We practice false mercy often. We let loved ones keep lying, raging, neglecting, or harming because they have suffered. We call our silence patience, but it is fear. We call avoidance compassion, but it is cowardice. We tell ourselves love means never confronting or naming what is wrong.

But suffering gives no man moral immunity. The wounded can become wounders. Pretending otherwise does no kindness to him or those he may harm.

This is true in the church, too. That is not cruelty. That is wisdom, walking in the fear of the Lord.

The God Who Holds Mercy and Justice Together

We worship a God who declares Himself “compassionate and gracious, slow to anger, and abounding in lovingkindness” (Exodus 34.6). In the next breath, He says He “will by no means leave the guilty unpunished” (Exodus 34.7). Mercy and justice are not strangers in heaven. They meet at Calvary, where God proved Himself “just and the justifier of the one who has faith in Jesus” (Romans 3.26).

To behold that cross is to learn how mercy looks on earth. There, sin was named with terrible honesty and forgiven with infinite love: at the same moment, by the same act, in the same Savior. We will never craft a mercy that surpasses this.

A Mercy Worth Practicing

The question is not about being compassionate; we must be. The real test is whether our compassion remains disciplined by righteousness: caring for the offender without neglecting the victim, forgiving without dismissing consequences, and being tenderhearted without succumbing to naïveté.

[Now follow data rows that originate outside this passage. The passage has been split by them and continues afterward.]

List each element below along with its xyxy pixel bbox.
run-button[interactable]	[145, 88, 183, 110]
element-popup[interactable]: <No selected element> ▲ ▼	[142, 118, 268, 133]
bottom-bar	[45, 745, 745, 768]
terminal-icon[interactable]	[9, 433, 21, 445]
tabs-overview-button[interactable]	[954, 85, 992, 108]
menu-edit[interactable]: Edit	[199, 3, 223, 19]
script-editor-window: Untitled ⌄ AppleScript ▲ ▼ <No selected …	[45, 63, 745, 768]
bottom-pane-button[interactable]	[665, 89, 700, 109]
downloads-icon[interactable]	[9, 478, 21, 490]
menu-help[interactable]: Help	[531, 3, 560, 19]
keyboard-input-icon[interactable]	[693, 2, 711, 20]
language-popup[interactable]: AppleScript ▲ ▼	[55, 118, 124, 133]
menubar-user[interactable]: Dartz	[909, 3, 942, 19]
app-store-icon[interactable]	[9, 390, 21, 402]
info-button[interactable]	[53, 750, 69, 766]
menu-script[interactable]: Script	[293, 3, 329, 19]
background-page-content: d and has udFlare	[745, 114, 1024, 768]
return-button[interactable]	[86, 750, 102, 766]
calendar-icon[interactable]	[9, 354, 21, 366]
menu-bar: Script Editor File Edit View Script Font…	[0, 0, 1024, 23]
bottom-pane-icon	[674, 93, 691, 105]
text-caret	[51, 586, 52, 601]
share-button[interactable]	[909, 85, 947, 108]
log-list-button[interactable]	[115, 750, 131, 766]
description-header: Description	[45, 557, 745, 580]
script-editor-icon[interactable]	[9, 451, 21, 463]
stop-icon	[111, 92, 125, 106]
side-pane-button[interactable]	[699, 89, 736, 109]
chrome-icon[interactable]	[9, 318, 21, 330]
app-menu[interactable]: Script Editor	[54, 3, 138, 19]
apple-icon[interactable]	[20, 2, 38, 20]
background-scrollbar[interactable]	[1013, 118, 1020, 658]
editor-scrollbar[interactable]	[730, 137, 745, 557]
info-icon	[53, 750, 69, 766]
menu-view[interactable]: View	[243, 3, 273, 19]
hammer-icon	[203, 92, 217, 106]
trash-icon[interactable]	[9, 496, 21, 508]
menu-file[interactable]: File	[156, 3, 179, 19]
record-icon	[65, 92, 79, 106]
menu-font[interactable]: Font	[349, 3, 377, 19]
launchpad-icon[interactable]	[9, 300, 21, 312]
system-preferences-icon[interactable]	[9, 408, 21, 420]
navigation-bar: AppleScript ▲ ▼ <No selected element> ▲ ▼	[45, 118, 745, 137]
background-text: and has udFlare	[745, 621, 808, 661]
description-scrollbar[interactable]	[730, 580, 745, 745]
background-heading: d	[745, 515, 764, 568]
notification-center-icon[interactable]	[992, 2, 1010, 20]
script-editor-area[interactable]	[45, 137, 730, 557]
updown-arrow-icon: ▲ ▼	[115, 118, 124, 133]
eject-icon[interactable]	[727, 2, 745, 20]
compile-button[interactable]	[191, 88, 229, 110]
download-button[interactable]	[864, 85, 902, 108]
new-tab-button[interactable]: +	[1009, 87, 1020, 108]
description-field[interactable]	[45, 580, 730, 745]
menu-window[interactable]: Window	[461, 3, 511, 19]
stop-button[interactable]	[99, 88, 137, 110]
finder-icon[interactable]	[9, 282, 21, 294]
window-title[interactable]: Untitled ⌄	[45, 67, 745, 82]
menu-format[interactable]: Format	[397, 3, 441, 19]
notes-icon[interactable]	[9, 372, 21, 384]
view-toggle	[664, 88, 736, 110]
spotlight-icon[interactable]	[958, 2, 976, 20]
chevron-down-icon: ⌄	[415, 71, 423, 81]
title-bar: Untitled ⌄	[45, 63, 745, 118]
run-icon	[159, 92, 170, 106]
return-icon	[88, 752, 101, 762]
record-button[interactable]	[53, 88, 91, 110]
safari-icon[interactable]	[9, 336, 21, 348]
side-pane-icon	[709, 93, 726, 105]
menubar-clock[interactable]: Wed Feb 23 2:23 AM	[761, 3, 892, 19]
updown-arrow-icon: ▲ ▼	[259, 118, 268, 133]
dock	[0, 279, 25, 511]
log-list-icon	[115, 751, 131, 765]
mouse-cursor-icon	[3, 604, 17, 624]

A Christian heart should be soft, but never spineless. Merciful, but never morally confused. Willing to weep over the sinner, and yet willing to stand between him and the people he would harm.

Mercy does not call evil good. Mercy does not abandon the innocent. Mercy does not flatter the sinner into destruction.

True mercy tells the truth, protects the vulnerable, calls the sinner to repentance, and leaves room for grace to do what sentimentality never can.